Ronda Rousey turned Beijing bronze
into Strikeforce gold.
Jordan Burroughs
Weight: 163 pounds (74 kilograms)
Sport: Freestyle Wrestling
Age: 24
First Match: Aug. 10

Blue chip, five-star -- however you want to label him, freestyle wrestler Jordan Burroughs is both USA wrestling’s best gold medal hope and a potential MMA star. A two-time NCAA Division I champion out of Nebraska, Burroughs already found success on the international stage when he took home gold at the 2011 world champions a mere three weeks after his final college match.

Pound for pound, Burroughs may be the most talented grappler competing for Team USA, and if he fulfills his gold medal dreams, the former Dan Hodge Trophy winner would be major get for any MMA organization.

Kayla Harrison
Weight: 172 pounds (72 kilograms)
Sport: Women’s Judo
Age: 22
First Match: Aug. 2

“Not the next Ronda Rousey, but the first Kayla Harrison” is a line the 22-year-old judoka may use if she decides to cross over into MMA. The first American woman since 1964 to become a world champion in judo, Harrison shares the same grappling coach as Rousey. The relationship between former sparring partners Harrison and Rousey has ranged from protégé to frenemy (one part friend, one part enemy).

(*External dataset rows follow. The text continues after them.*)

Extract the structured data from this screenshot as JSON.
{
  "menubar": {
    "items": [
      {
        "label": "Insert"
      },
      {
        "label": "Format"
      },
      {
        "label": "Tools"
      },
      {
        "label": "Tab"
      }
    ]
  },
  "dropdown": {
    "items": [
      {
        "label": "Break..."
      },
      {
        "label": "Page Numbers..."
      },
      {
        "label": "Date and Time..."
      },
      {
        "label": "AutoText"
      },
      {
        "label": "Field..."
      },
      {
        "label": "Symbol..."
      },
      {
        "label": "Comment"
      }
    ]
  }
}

Within the judo community, based on pure grappling skills, most expect that Harrison will and should surpass Rousey’s 2008 bronze medal performance.

Ellis Coleman
Weight: 132 pounds (60 kilograms)
Sport: Greco-Roman Wrestling
Age: 20
First Match: Aug. 6

In combat sports, it never hurts to have a good gimmick. Greco-Roman wrestler Coleman’s signature move, “the flying squirrel,” made him an Internet sensation: his successful leaping takedown has recorded more than 5,000,000 views on YouTube. Only 20 years old, Coleman is relatively new to the international scene, but he has a cult following and big-time athletic chops that would serve him well in MMA.

Travis Stevens
Weight: 178 pounds (81 kilograms)
Sport: Judo
Age: 26
First Match: July 31

Another testament to the growing collusion between the sports of judo and MMA is Team USA’s Travis Stevens. A two-time Olympian, Stevens has supplemented his judo training with MMA work at the Renzo Gracie Academy in New York. Now a brown belt in Gracie jiu-jitsu, Stevens has hinted at a possible MMA move after the Olympics and has even trained with current UFC fighter Tom Lawlor in preparation for the Games.

Jake Herbert
Weight: 185 pounds (84 kilograms)
Sport: Freestyle Wrestling
Age: 27
First Match: Aug. 11

A four-time NCAA All-American and Dan Hodge Trophy winner out of Northwestern University, Jake Herbert failed to make the Olympics in 2008. In 2009, Herbert took silver at the world championships. While in college, Herbert trained some MMA in the offseason and even worked with Andrei Arlovski at the former UFC champion’s Illinois gym.

Kelsey Campbell
Weight: 121 pounds (55 kilograms)
Sport: Women's Freestyle Wrestling
Age: 27
First Match: Aug. 9

After the games, you could potentially add Kelsey Campbell’s name to the list of successful former Arizona State wrestlers turned MMA fighters. Campbell wrestled for coach Thom Ortiz, the same man who recruited current UFC fighters Cain Velasquez, Ryan Bader and C.B Dollaway to the Tempe campus. Only the 13th female on an NCAA Division I wrestling team, Campbell shocked pundits by winning her weight class at the Olympic trials after nearly leaving the sport years earlier.

Prior to her underdog run at the Team USA trials, Campbell took a break from wrestling to train MMA at Rough House MMA in Colorado.